Bonjour
Résumé du film
Un quartier de la banlieue de Tokyo : six jours de la vie de quelques familles dans des petites maisons proches et semblables. Deux commères soupçonnent Mme Haraguchi, la présidente de l’Association des femmes – qui elle-même soupçonne Mme Hayashi sa trésorière –, d’avoir détourné l’argent des cotisations pour s’acheter un lave-linge.
Sur le chemin de l’école, leurs enfants jouent à devenir pétomanes, regardent le sumo sur le téléviseur des voisins – un jeune couple « moderne » – plutôt que d’apprendre leur leçon d’anglais, et Minoru et Isamu, les deux garçons de Mme Hayashi, réclament une télévision. Setsuko, la soeur cadette de Mme Hayashi, confie au beau professeur d’anglais au chômage des traductions professionnelles.
La présidente se rend chez sa trésorière et l’accuse à mi-mot de mentir, avant de découvrir que sa propre mère, une femme âgée, avait omis de lui remettre les fameuses cotisations. Elle retourne s’excuser, l’incident paraît clos.
Un soir, Minoru, l’aîné, défie l’autorité de son père en réclamant une TV et en critiquant ouvertement l’hypocrisie des échanges quotidiens entre adultes. Il décrète, suivi par son frère, une grève illimitée de la parole. Le lendemain matin, ils ne disent même pas « bonjour » à Mme Haraguchi, persuadée d’être victime de l’affaire des cotisations, et gardent le silence à l’école.
Le dimanche, le couple « moderne » prépare son déménagement, quand le professeur d’école de Minoru vient frapper à la porte. Les enfants en profitent pour fuguer. Le soir venu, c’est le professeur d’anglais qui les retrouve et les ramène à domicile. Et dans le couloir : un grand carton contenant une télévision. Minoru et Isamu cessent leur grève sur le champ et, le lendemain matin, adressent un grand « bonjour » à Mme Haraguchi qui, décidément, n’y comprend plus rien.
Sur le chemin de l’école, les enfants jouent encore, avec plus ou moins de succès, à devenir de grands pétomanes.
Sur le quai, en attendant le train, Setsuko et le professeur d’anglais se rapprochent et parlent du temps qu’il fait.
Pourquoi ce film a été choisi
Par Agnès Chesné
Coordinatrice Education nationale École et cinéma en Essonne.
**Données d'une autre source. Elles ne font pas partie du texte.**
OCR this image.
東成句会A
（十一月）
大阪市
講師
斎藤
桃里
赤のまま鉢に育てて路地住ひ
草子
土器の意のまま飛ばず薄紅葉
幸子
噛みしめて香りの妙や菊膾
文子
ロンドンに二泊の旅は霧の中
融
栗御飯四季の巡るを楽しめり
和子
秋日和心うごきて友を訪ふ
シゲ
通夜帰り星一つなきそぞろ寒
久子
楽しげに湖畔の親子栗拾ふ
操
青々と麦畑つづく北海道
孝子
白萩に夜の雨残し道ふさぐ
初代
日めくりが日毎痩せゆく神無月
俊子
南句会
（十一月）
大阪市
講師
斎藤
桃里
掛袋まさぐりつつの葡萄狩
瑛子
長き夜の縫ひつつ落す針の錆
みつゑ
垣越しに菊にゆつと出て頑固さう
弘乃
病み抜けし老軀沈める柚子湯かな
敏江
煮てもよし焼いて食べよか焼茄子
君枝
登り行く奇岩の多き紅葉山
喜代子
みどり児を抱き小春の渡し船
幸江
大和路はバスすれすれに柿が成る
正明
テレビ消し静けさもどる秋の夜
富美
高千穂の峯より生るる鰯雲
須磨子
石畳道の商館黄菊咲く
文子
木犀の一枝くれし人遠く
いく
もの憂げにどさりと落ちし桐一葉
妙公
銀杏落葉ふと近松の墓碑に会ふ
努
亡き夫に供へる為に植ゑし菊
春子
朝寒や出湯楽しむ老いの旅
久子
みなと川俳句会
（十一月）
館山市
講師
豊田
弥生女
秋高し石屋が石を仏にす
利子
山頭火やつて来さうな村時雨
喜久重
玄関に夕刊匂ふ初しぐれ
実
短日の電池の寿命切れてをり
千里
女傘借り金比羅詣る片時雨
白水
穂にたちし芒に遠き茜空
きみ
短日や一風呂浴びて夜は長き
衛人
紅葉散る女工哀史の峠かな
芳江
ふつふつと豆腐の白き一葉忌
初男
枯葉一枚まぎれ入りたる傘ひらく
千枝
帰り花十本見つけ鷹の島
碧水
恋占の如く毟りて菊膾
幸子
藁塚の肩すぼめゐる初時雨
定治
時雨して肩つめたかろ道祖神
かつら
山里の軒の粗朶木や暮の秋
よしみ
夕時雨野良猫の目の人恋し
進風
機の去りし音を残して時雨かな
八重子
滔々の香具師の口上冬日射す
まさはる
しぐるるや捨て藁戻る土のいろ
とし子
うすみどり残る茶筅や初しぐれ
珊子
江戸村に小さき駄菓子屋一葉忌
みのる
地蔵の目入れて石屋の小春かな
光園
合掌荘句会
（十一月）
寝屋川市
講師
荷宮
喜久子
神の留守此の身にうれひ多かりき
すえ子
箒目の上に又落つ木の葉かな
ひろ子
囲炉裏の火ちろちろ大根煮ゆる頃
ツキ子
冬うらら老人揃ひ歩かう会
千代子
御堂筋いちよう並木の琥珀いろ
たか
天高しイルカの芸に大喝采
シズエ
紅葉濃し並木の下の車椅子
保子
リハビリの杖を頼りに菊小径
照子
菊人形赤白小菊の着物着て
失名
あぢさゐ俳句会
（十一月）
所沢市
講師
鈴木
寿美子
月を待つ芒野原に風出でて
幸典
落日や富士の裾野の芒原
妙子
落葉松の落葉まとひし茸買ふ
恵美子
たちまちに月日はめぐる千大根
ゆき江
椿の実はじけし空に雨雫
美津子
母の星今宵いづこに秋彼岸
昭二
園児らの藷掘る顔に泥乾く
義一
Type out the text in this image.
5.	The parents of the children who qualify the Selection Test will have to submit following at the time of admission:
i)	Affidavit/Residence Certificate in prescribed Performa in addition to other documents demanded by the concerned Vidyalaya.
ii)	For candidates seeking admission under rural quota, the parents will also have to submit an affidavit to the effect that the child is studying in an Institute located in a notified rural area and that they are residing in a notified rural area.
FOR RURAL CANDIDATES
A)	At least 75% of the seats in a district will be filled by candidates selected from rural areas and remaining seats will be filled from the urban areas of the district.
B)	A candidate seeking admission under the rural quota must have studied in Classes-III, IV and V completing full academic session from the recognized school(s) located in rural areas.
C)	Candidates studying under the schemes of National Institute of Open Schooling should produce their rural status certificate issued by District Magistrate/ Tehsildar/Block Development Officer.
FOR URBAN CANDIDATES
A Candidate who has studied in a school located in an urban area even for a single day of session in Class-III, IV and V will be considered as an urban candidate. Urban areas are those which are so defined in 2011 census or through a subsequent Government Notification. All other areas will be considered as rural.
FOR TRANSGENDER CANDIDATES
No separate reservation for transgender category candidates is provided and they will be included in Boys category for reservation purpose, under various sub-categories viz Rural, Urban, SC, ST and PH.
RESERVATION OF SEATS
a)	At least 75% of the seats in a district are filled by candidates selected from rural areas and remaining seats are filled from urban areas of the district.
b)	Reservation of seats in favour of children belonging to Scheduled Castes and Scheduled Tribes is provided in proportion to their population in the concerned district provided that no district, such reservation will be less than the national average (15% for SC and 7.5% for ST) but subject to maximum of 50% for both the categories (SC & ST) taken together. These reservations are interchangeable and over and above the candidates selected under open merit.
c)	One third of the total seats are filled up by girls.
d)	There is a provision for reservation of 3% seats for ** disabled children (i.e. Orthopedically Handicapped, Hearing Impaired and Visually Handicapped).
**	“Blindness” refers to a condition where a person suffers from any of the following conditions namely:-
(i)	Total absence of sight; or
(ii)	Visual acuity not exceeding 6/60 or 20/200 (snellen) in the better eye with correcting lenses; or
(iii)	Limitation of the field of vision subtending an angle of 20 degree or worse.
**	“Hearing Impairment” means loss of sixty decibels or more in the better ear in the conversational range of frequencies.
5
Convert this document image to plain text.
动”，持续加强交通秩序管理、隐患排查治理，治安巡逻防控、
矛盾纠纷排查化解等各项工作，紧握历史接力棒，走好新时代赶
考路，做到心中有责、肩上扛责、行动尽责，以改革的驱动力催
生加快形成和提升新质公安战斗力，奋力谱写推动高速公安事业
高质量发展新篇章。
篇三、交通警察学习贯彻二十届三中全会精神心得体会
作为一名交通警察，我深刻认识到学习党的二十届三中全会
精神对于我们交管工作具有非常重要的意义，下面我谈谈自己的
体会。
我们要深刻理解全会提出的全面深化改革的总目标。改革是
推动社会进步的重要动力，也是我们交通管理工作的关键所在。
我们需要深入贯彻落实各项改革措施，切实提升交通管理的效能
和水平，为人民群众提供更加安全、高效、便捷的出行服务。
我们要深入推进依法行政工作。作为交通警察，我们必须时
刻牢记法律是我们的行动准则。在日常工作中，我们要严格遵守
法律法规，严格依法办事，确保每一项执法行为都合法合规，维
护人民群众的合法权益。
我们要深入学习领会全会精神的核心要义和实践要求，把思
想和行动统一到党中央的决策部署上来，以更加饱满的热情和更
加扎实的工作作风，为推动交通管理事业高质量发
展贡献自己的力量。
Sur l’affiche, deux enfants droits comme des i, nous toisent d’un regard hautain voire méprisant. L’image est rythmée par des verticales et des horizontales qui s’entrecroisent ou se juxtaposent (jusque dans la rayure du pull des enfants). La caméra, placée très bas, filme en légère contre-plongée. Ozu utilise son « plan tatami ». Il place la caméra quasiment à hauteur du sol sur lequel les japonais s’assoient.
Avec cette image, Ozu résume le sujet de son film : une question de point de vue, un rapport d’opposition qu’il traite par une étude méticuleuse des détails de la vie et une construction minutieuse des composantes de l’image.
La musique de Bonjour évoque les films de Jacques Tati qui comme Ozu présente des critiques douces-amères de son époque.
L’action se situe dans le japon de l’après-guerre, en pleine mutation culturelle. Les modes de vie des familles tantôt traditionnelles, tantôt occidentalisées s’opposent par leur habitat, leurs vêtements, leurs aspirations. Le village de petites maisons de bois s’oppose aux verticales des tours de béton et les kimono des femmes d’intérieur aux jupes crayons des femmes actives. Un des personnages secondaires, une grand-mère ancienne sage-femme, moderne malgré son âge avancé, porte un pull à col roulé sous son kimono comme un trait d’union entre deux cultures.
Le monde de l’enfance s’oppose au monde des adultes. Les adultes sont coincés dans leurs traditions ou leurs responsabilités. Les enfants veulent vivre dans leur temps, ils veulent accéder au monde moderne et avoir la télé malgré le refus de leurs parents. Ils veulent vivre pleinement leur vie en s’adonnant à leurs jeux préférés comme dans la scène des pets à la fois comique et triste puisque ce jeu n’est pas toujours sans conséquence. La logorrhée de paroles insignifiantes des adultes s’oppose au mutisme déterminé des enfants qui se moquent de ces mots qu’ils trouvent inutiles comme « Salut, bonjour, bonsoir, il fait beau, non, oui, c’est vrai, là-bas, quel beau temps, ah bon… ».
Bonjour est un film ciselé où rien n’est laissé au hasard, tendre, drôle ou froidement réaliste. Le cheminement que Ozu propose au spectateur est très progressif. Il amène à une prise de conscience de l’importance des petits riens qui font notre quotidien. Mais il soulève aussi des questions plus graves. Ce film continuera longtemps à trotter dans la tête du spectateur sur un petit air de musique légère.